Note that a container is basically a process running on the host, but isolated. Once the process stops, that means the “container stopped”. The only way to keep it running if you have an init process that runs even when the app that the container was made for already stopped. But that is a virtual machine way as that los requires commands available in the container. Containers often contain only a sinbgle binary or at least very few commands that also makes the container less vulnerable.

The app in the container should return good error messages so you don’t need to run anything in the container.
But the solution recommended by @meyay (and by the way by me, except that I recommended changing the comand, but sometimes you need to change the entrypoint) can be used to run the exact same commands you originally ran in the container, except you have a shell and you see all the files in the containers more easily when the process fails and in case the process saved logs in files and didn’t send them to the standard output or error stream.

It is probably not something that many users need, that is why it is not an existing feature. Whe you run a container in attched mode (the defaul), you have all the error and status logs in your terminal. If you also add -it you get an interactive terminal (which I forgot to add to my previous post of running bash, but I’m going to fix it). Whenever you have generated data, you need to use some kind of volumes or bind mounted folders so it will be kept even after the container is automatically removed.

When you run a container in the background (in detached mode), you probably don’t want to automatically remove it when it stops, so you can check the logs. Containers running in detched mode are often set to always restart so even when it fails, it will be restarted. If it fails constantly, it will be restarted indefiniely unless there is a limit when using “on-failure” restart policy. Having informative log messages is important when using containers. It would be always important, but since containers ae intentionally isolated and more difficult to debug, you need good logs to recognize the problem.

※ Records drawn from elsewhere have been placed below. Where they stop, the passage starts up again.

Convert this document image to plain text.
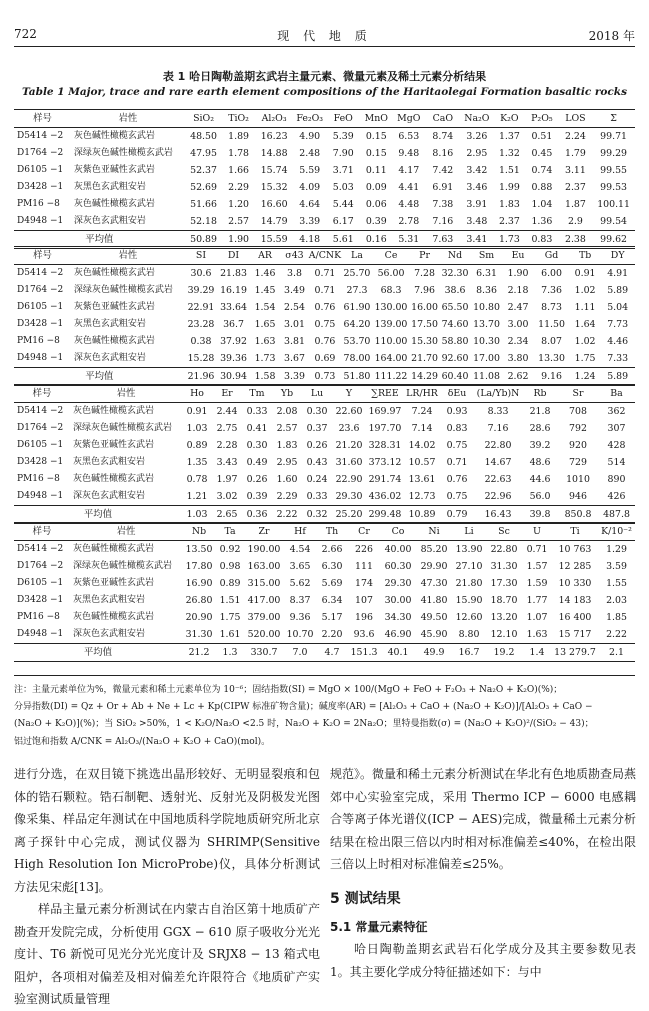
722	现 代 地 质	2018 年
表 1 哈日陶勒盖期玄武岩主量元素、微量元素及稀土元素分析结果
Table 1 Major, trace and rare earth element compositions of the Haritaolegai Formation basaltic rocks
样号	岩性	SiO₂	TiO₂	Al₂O₃	Fe₂O₃	FeO	MnO	MgO	CaO	Na₂O	K₂O	P₂O₅	LOS	Σ
D5414 −2	灰色碱性橄榄玄武岩	48.50	1.89	16.23	4.90	5.39	0.15	6.53	8.74	3.26	1.37	0.51	2.24	99.71
D1764 −2	深绿灰色碱性橄榄玄武岩	47.95	1.78	14.88	2.48	7.90	0.15	9.48	8.16	2.95	1.32	0.45	1.79	99.29
D6105 −1	灰紫色亚碱性玄武岩	52.37	1.66	15.74	5.59	3.71	0.11	4.17	7.42	3.42	1.51	0.74	3.11	99.55
D3428 −1	灰黑色玄武粗安岩	52.69	2.29	15.32	4.09	5.03	0.09	4.41	6.91	3.46	1.99	0.88	2.37	99.53
PM16 −8	灰色碱性橄榄玄武岩	51.66	1.20	16.60	4.64	5.44	0.06	4.48	7.38	3.91	1.83	1.04	1.87	100.11
D4948 −1	深灰色玄武粗安岩	52.18	2.57	14.79	3.39	6.17	0.39	2.78	7.16	3.48	2.37	1.36	2.9	99.54
平均值		50.89	1.90	15.59	4.18	5.61	0.16	5.31	7.63	3.41	1.73	0.83	2.38	99.62
样号	岩性	SI	DI	AR	σ43	A/CNK	La	Ce	Pr	Nd	Sm	Eu	Gd	Tb	DY
D5414 −2	灰色碱性橄榄玄武岩	30.6	21.83	1.46	3.8	0.71	25.70	56.00	7.28	32.30	6.31	1.90	6.00	0.91	4.91
D1764 −2	深绿灰色碱性橄榄玄武岩	39.29	16.19	1.45	3.49	0.71	27.3	68.3	7.96	38.6	8.36	2.18	7.36	1.02	5.89
D6105 −1	灰紫色亚碱性玄武岩	22.91	33.64	1.54	2.54	0.76	61.90	130.00	16.00	65.50	10.80	2.47	8.73	1.11	5.04
D3428 −1	灰黑色玄武粗安岩	23.28	36.7	1.65	3.01	0.75	64.20	139.00	17.50	74.60	13.70	3.00	11.50	1.64	7.73
PM16 −8	灰色碱性橄榄玄武岩	0.38	37.92	1.63	3.81	0.76	53.70	110.00	15.30	58.80	10.30	2.34	8.07	1.02	4.46
D4948 −1	深灰色玄武粗安岩	15.28	39.36	1.73	3.67	0.69	78.00	164.00	21.70	92.60	17.00	3.80	13.30	1.75	7.33
平均值		21.96	30.94	1.58	3.39	0.73	51.80	111.22	14.29	60.40	11.08	2.62	9.16	1.24	5.89
样号	岩性	Ho	Er	Tm	Yb	Lu	Y	∑REE	LR/HR	δEu	(La/Yb)N	Rb	Sr	Ba
D5414 −2	灰色碱性橄榄玄武岩	0.91	2.44	0.33	2.08	0.30	22.60	169.97	7.24	0.93	8.33	21.8	708	362
D1764 −2	深绿灰色碱性橄榄玄武岩	1.03	2.75	0.41	2.57	0.37	23.6	197.70	7.14	0.83	7.16	28.6	792	307
D6105 −1	灰紫色亚碱性玄武岩	0.89	2.28	0.30	1.83	0.26	21.20	328.31	14.02	0.75	22.80	39.2	920	428
D3428 −1	灰黑色玄武粗安岩	1.35	3.43	0.49	2.95	0.43	31.60	373.12	10.57	0.71	14.67	48.6	729	514
PM16 −8	灰色碱性橄榄玄武岩	0.78	1.97	0.26	1.60	0.24	22.90	291.74	13.61	0.76	22.63	44.6	1010	890
D4948 −1	深灰色玄武粗安岩	1.21	3.02	0.39	2.29	0.33	29.30	436.02	12.73	0.75	22.96	56.0	946	426
平均值		1.03	2.65	0.36	2.22	0.32	25.20	299.48	10.89	0.79	16.43	39.8	850.8	487.8
样号	岩性	Nb	Ta	Zr	Hf	Th	Cr	Co	Ni	Li	Sc	U	Ti	K/10⁻²
D5414 −2	灰色碱性橄榄玄武岩	13.50	0.92	190.00	4.54	2.66	226	40.00	85.20	13.90	22.80	0.71	10 763	1.29
D1764 −2	深绿灰色碱性橄榄玄武岩	17.80	0.98	163.00	3.65	6.30	111	60.30	29.90	27.10	31.30	1.57	12 285	3.59
D6105 −1	灰紫色亚碱性玄武岩	16.90	0.89	315.00	5.62	5.69	174	29.30	47.30	21.80	17.30	1.59	10 330	1.55
D3428 −1	灰黑色玄武粗安岩	26.80	1.51	417.00	8.37	6.34	107	30.00	41.80	15.90	18.70	1.77	14 183	2.03
PM16 −8	灰色碱性橄榄玄武岩	20.90	1.75	379.00	9.36	5.17	196	34.30	49.50	12.60	13.20	1.07	16 400	1.85
D4948 −1	深灰色玄武粗安岩	31.30	1.61	520.00	10.70	2.20	93.6	46.90	45.90	8.80	12.10	1.63	15 717	2.22
平均值		21.2	1.3	330.7	7.0	4.7	151.3	40.1	49.9	16.7	19.2	1.4	13 279.7	2.1

注：主量元素单位为%，微量元素和稀土元素单位为 10⁻⁶；固结指数(SI) = MgO × 100/(MgO + FeO + F₂O₃ + Na₂O + K₂O)(%)；

分异指数(DI) = Qz + Or + Ab + Ne + Lc + Kp(CIPW 标准矿物含量)；碱度率(AR) = [Al₂O₃ + CaO + (Na₂O + K₂O)]/[Al₂O₃ + CaO −

(Na₂O + K₂O)](%)；当 SiO₂ >50%，1 < K₂O/Na₂O <2.5 时，Na₂O + K₂O = 2Na₂O；里特曼指数(σ) = (Na₂O + K₂O)²/(SiO₂ − 43)；

铝过饱和指数 A/CNK = Al₂O₃/(Na₂O + K₂O + CaO)(mol)。

进行分选，在双目镜下挑选出晶形较好、无明显裂痕和包体的锆石颗粒。锆石制靶、透射光、反射光及阴极发光图像采集、样品定年测试在中国地质科学院地质研究所北京离子探针中心完成，测试仪器为 SHRIMP(Sensitive High Resolution Ion MicroProbe)仪，具体分析测试方法见宋彪[13]。

样品主量元素分析测试在内蒙古自治区第十地质矿产勘查开发院完成，分析使用 GGX − 610 原子吸收分光光度计、T6 新悦可见光分光光度计及 SRJX8 − 13 箱式电阻炉，各项相对偏差及相对偏差允许限符合《地质矿产实验室测试质量管理

规范》。微量和稀土元素分析测试在华北有色地质勘查局燕郊中心实验室完成，采用 Thermo ICP − 6000 电感耦合等离子体光谱仪(ICP − AES)完成，微量稀土元素分析结果在检出限三倍以内时相对标准偏差≤40%，在检出限三倍以上时相对标准偏差≤25%。

5 测试结果
5.1 常量元素特征

哈日陶勒盖期玄武岩石化学成分及其主要参数见表1。其主要化学成分特征描述如下：与中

When checking the logs is not enough, you can try to reproduce the issue interactively as we recommended. Or you can run the container without --rm during development in attached mode, but that would only give you the logs. You should have everything on mounted folders or volumes so there is no reason to keep the container even when it fails, unless running it in detched mode. Even then, you can change the default logging driver on Linux with Docker CE (it won’t work with Docker Desktop) and send logss to journald. That way the container logs would be kept when the containr is removed.

If you think Docker CE could have some good features to help you debugging, you could ask for those features in the roadmap:

Thank you, it gives me more perspective on what are the general workflows for this.

I’ll try to apply it in practice, maybe I was overestimating the need to inspect the failed container and either inspecting base environment with run -it or inspecting the volumes / mounted folders should indeed cover it.